「明日の高崎」荒木征二

高崎市議会議員・荒木征二の日々を書き連ねています。

6月定例会 活動報告

6月25日、6月定例会が閉会となりました。今回もいろいろな案件が浮上してきまして、充実した議論ができた定例会になりました。さて、今回も一般質問に登壇いたしました。今号もその骨子を、ダイジェストになりますが、お伝えしまして定例会報告とさせていただきます。通告

通告件名1「窓口時間について」

 本市の窓口時間は、一部を除くほとんどが8:30〜17:15です。そして、市職員の執務時間も規則で8:30〜17:15と定められています。

 客観的にみると、なにも矛盾がないように見えますが、問題がないわけではありません。

 執務開始が8:30だから、窓口の職員がみな8:30に出勤すれば良いかと言えば、そうはなりません。8:30に窓口を開けるためには、例えば30分前には誰かは出勤して(全員ではないかも)、端末の電源を入れたり、カウンターを清掃したりと、前準備をしているはずですが、必ずしも時間外勤務として適切に評価されていない実態があります。

 また、終業間際に窓口にいらっしゃった来庁者対応にも同じ問題が潜んでいます(電話対応も同じ)。例えば17時頃にいらっしゃった来庁者の対応に30分、40分を要したという場合も、なかなか時間外勤務として評価されにくい現状があります。この問題については、いくつかの自治体で解消に向けた取り組みが始まっています。その典型例が窓口時間の短縮です。

 本市は全体として来庁者が非常に多い自治体ですので、すぐすぐに窓口時間の短縮という議論は難しいかもしれません。少なくとも、終業後に窓口業務が継続した場合、現状では1時間を超えて初めて時間外勤務として評価されているものを、せめて30分を超えてに短縮して(本当は15分といいたいところですが・・)もらいたいと思います。

 

通告件名2「映画文化について」

 音楽の街・高崎と言いますが、高崎は映画の街でもあります。高崎の映画文化の萌芽は、戦後間もない昭和30年公開の映画「ここに泉あり」にあると言ってよいでしょう。この映画は優れた作品であるだけでなく、地元で地元を描く、いわばご当地映画の先駆けでもありました。  映画文化とともに歩んできた高崎市ですが、その象徴は何といっても「高崎映画祭」です。次回で第40回を迎えるこの映画祭は、国内でも最古参の映画祭の一つといえる歴史ある映画祭です。

 もともとは、「観たい映画を地元で観たい」という有志の熱意から生まれた自主上映会を土壌として発展したものですが、近年では数々のビッグネームが受賞し、授賞式も大変華やかなものとなっています。

 40回という節目を迎える高崎映画祭を、ぜひ高崎市としても大きく支えていただきたいと考えています。その一手として、ふるさと納税を活用した資金調達を提案させていただきました。

 「映画の街・高崎」のブランドが本市にもたらす効果は決して小さくありません。

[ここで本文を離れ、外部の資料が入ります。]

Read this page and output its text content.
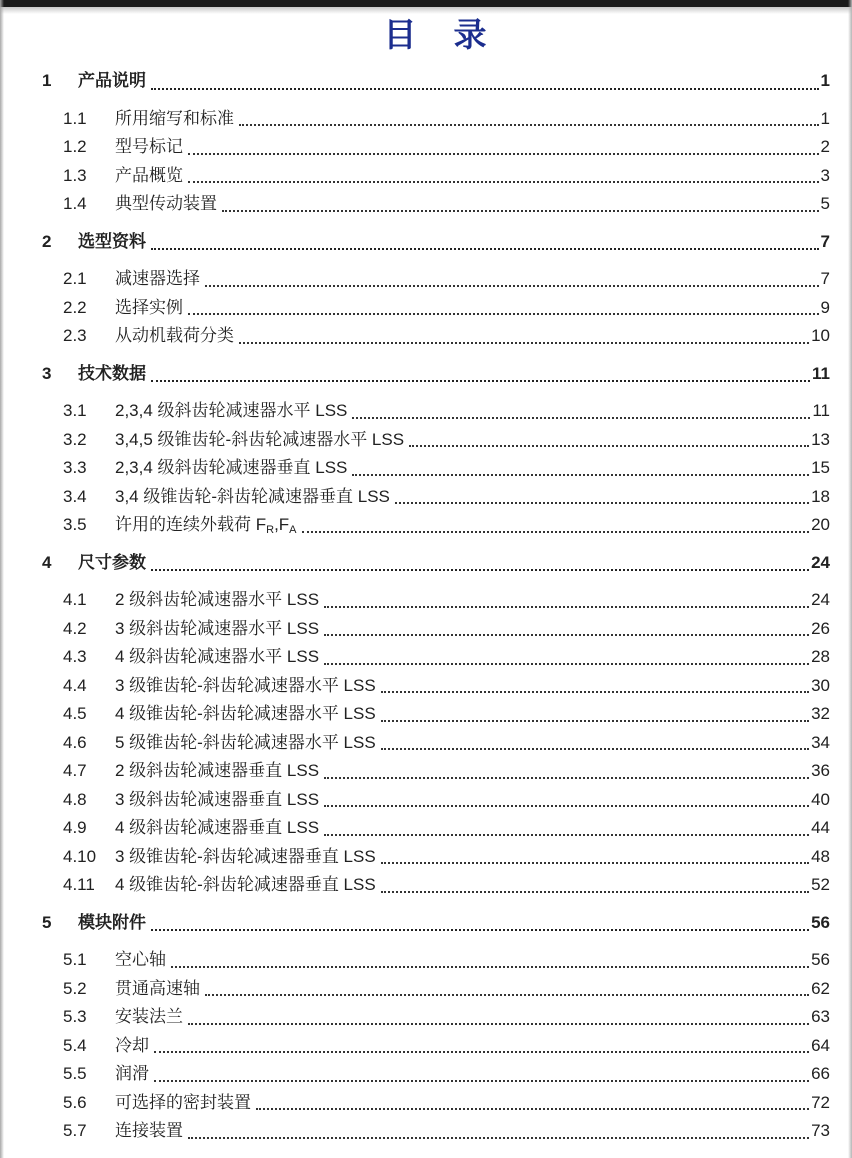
目　录
1	产品说明	1
1.1	所用缩写和标准	1
1.2	型号标记	2
1.3	产品概览	3
1.4	典型传动装置	5
2	选型资料	7
2.1	减速器选择	7
2.2	选择实例	9
2.3	从动机载荷分类	10
3	技术数据	11
3.1	2,3,4 级斜齿轮减速器水平 LSS	11
3.2	3,4,5 级锥齿轮-斜齿轮减速器水平 LSS	13
3.3	2,3,4 级斜齿轮减速器垂直 LSS	15
3.4	3,4 级锥齿轮-斜齿轮减速器垂直 LSS	18
3.5	许用的连续外载荷 $F_R,F_A$	20
4	尺寸参数	24
4.1	2 级斜齿轮减速器水平 LSS	24
4.2	3 级斜齿轮减速器水平 LSS	26
4.3	4 级斜齿轮减速器水平 LSS	28
4.4	3 级锥齿轮-斜齿轮减速器水平 LSS	30
4.5	4 级锥齿轮-斜齿轮减速器水平 LSS	32
4.6	5 级锥齿轮-斜齿轮减速器水平 LSS	34
4.7	2 级斜齿轮减速器垂直 LSS	36
4.8	3 级斜齿轮减速器垂直 LSS	40
4.9	4 级斜齿轮减速器垂直 LSS	44
4.10	3 级锥齿轮-斜齿轮减速器垂直 LSS	48
4.11	4 级锥齿轮-斜齿轮减速器垂直 LSS	52
5	模块附件	56
5.1	空心轴	56
5.2	贯通高速轴	62
5.3	安装法兰	63
5.4	冷却	64
5.5	润滑	66
5.6	可选择的密封装置	72
5.7	连接装置	73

これからも映画文化を大切に育て、さらに盛り上げていきたいものです

 

通告件名3「保育所の調理場について」

 今年は梅雨らしい梅雨で、6月が比較的穏やか(気温的に)でしたが、やはり今年も酷暑が予想されます。本市の公共サービスも様々ですが、酷暑の厳しさで言えば、環境、道路、衛生などなど、屋外業務となるサービスは大変厳しい労働環境となります。今年から、順次ファン付きベストなどが配備されるようになりましたが、それでも油断なく熱中症対策を心がけませんと、大袈裟でなく生命に関わる状況です。

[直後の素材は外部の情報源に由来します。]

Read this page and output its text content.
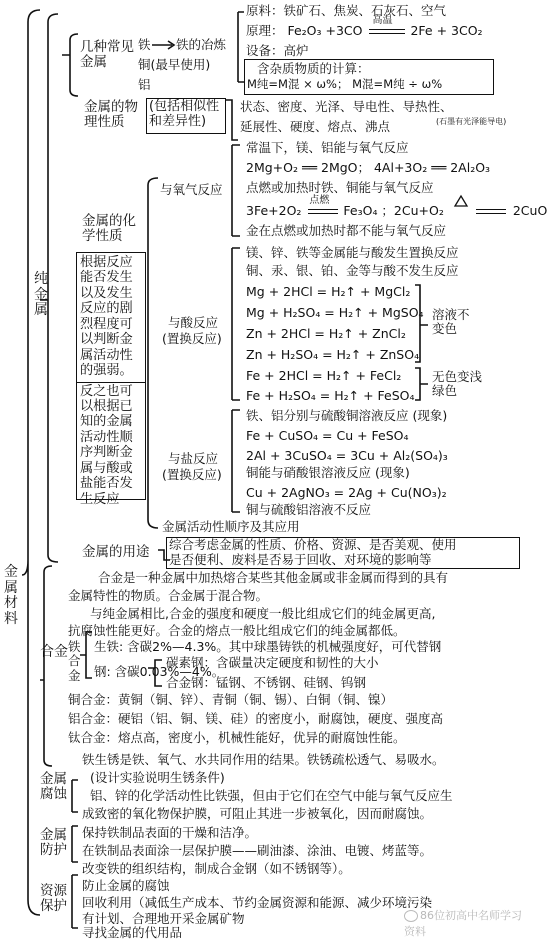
金属材料
纯金属
几种常见金属
铁
铜(最早使用)
铝
铁的冶炼
原料：铁矿石、焦炭、石灰石、空气
原理： Fe₂O₃ +3CO
高温
2Fe + 3CO₂
设备：高炉
含杂质物质的计算：
M纯=M混 × ω%； M混=M纯 ÷ ω%
金属的物理性质
(包括相似性和差异性)
状态、密度、光泽、导电性、导热性、
延展性、硬度、熔点、沸点	(石墨有光泽能导电)
金属的化学性质
根据反应能否发生以及发生反应的剧烈程度可以判断金属活动性的强弱。
反之也可以根据已知的金属活动性顺序判断金属与酸或盐能否发生反应
与氧气反应
常温下，镁、铝能与氧气反应
2Mg+O₂ ══ 2MgO； 4Al+3O₂ ══ 2Al₂O₃
点燃或加热时铁、铜能与氧气反应
3Fe+2O₂
点燃
Fe₃O₄ ；2Cu+O₂	2CuO
金在点燃或加热时都不能与氧气反应
与酸反应
(置换反应)
镁、锌、铁等金属能与酸发生置换反应
铜、汞、银、铂、金等与酸不发生反应
Mg + 2HCl = H₂↑ + MgCl₂
Mg + H₂SO₄ = H₂↑ + MgSO₄
Zn + 2HCl = H₂↑ + ZnCl₂
Zn + H₂SO₄ = H₂↑ + ZnSO₄
Fe + 2HCl = H₂↑ + FeCl₂
Fe + H₂SO₄ = H₂↑ + FeSO₄
溶液不变色
无色变浅绿色
与盐反应
(置换反应)
铁、铝分别与硫酸铜溶液反应 (现象)
Fe + CuSO₄ = Cu + FeSO₄
2Al + 3CuSO₄ = 3Cu + Al₂(SO₄)₃
铜能与硝酸银溶液反应 (现象)
Cu + 2AgNO₃ = 2Ag + Cu(NO₃)₂
铜与硫酸铝溶液不反应
金属活动性顺序及其应用
金属的用途 综合考虑金属的性质、价格、资源、是否美观、使用
是否便利、废料是否易于回收、对环境的影响等
合金
合金是一种金属中加热熔合某些其他金属或非金属而得到的具有
金属特性的物质。合金属于混合物。
与纯金属相比,合金的强度和硬度一般比组成它们的纯金属更高,
抗腐蚀性能更好。合金的熔点一般比组成它们的纯金属都低。
铁合金
生铁: 含碳2%—4.3%。其中球墨铸铁的机械强度好，可代替钢
钢: 含碳0.03%—4%。
碳素钢：含碳量决定硬度和韧性的大小
合金钢：锰钢、不锈钢、硅钢、钨钢
铜合金：黄铜（铜、锌）、青铜（铜、锡）、白铜（铜、镍）
铝合金：硬铝（铝、铜、镁、硅）的密度小，耐腐蚀，硬度、强度高
钛合金：熔点高，密度小，机械性能好，优异的耐腐蚀性能。
金属腐蚀
铁生锈是铁、氧气、水共同作用的结果。铁锈疏松透气、易吸水。
(设计实验说明生锈条件)
铝、锌的化学活动性比铁强，但由于它们在空气中能与氧气反应生
成致密的氧化物保护膜，可阻止其进一步被氧化，因而耐腐蚀。
金属防护
保持铁制品表面的干燥和洁净。
在铁制品表面涂一层保护膜——刷油漆、涂油、电镀、烤蓝等。
改变铁的组织结构，制成合金钢（如不锈钢等）。
资源保护
防止金属的腐蚀
回收利用（减低生产成本、节约金属资源和能源、减少环境污染
有计划、合理地开采金属矿物
寻找金属的代用品
86位初高中名师学习资料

 さて、暑さが厳しい職場といえば、給食調理場も忘れてはいけません。調理する食数にもよりますが、複数の回転釜で大量調理を行う調理場の暑さ(いや、熱さ)は尋常ではありません。夏場の調理場では、給食技士の皆さんが懸命に調理にあたっていますが、熱中症を発症する職員が出るほど過酷な環境です。

 今回は特に、夏休みがないため、暑さの本番を迎える8月も調理が続く保育所の調理場における暑さ対策について議論させていただきました。小中学校の自校給食室では、近年、加速度的に空調整備が進み、少し安堵しているところですが、保育所の調理場についても、厨房機器の点検と併せて暑さ対策にしっかりと取り組んでいただき、安全かつ健康に給食調理ができる環境を整えていただきたいと願っています。

 

夏は温度と湿気で非常に厳しい環境になります

 

榛名林間学園(板橋区)の無償譲渡に反対

 すでに閉会してからだいぶ時間が経っておりまして、報告が遅れました。9月定例市議会において、私たち仲間の会派「たかさき未来」は、板橋区が所有していました榛名林間学園の無償譲渡の関連した議案に『反対』の意思表示をさせていただきました。

 今回は、その理由と背景をお伝えしたいと思います。

 

1 榛名林間学園とは?

 榛名湖畔に立地する榛名林間学園は、板橋区が所有する校外施設で、主に区の小学生の校外学習の場として利用されてきた施設です。板橋区は、この施設が開設より40年を経過していることもあり、区の経営革新計画に基づいて施設存続・施設廃止の両面から検討してきた結果、施設存続は財政的視点からして非効率と結論し、令和7年度に施設を廃止することとしました。

2 突然、なぜ無償譲渡に!?

 さて、この板橋区榛名林間学園ですが、いつ頃から話が出ていたのか定かではありませんが、4月になって議会に、無償譲渡に向けて協議を進めると報告され、私たちは驚きました。なぜ、板橋区が財政的視点から存続は非効率と結論した施設を、無償とはいえ高崎市が引き取る必要があるのか?

3 いったいどれほどの財政負担が待っているのか

 板橋区では、仮にこの榛名林間学園をあと20年存続するとした場合、延命のための大規模改修に20億円、運営経費に10億円の、計30億円が必要と算定しています。

4 高崎市の公共施設管理

 高崎市が公共施設を少しでも長く大切に使えるよう維持管理に励んでくれているなら、私たちも反対まではしません。ですが、市立の小・中学校は外壁も防水もボロボロ、公民館も老朽化が著しいのに修繕が追いついていませんし、長寿センターはいつも雨漏り。このような状況でさらに、そしてすでに老朽化済みのお荷物を引き受けるなんて、本末転倒です!

5 財政見通が欠如した高崎市

 高崎市はこの施設を維持するための支出負担についての見通しも、この施設を維持するための定量的財政計画も持っていません(質疑に対して答弁なし)。出たとこ勝負の場当たり計画と言わざるを得ません。

6 本会議にて、議案に反対!

 群馬県民会館は改修費に50億円以上を要するとして、廃止の決断がされました。それと違い、今回の榛名林間学園は、高崎市が建設したわけでもなく、なんの義理もないのに、わざわざ重荷を背負うようなもので、未来に大きな負債を残すものと考えます。よって、板橋区に利があるのみと考え、本会議にて反対討論のうえで、議案採決に際しては、『反対』とさせていただきました。

 

 このことについては、賛否さまざまなご意見を頂戴しております。引き続き、ご意見などございましたら、荒木までお寄せください。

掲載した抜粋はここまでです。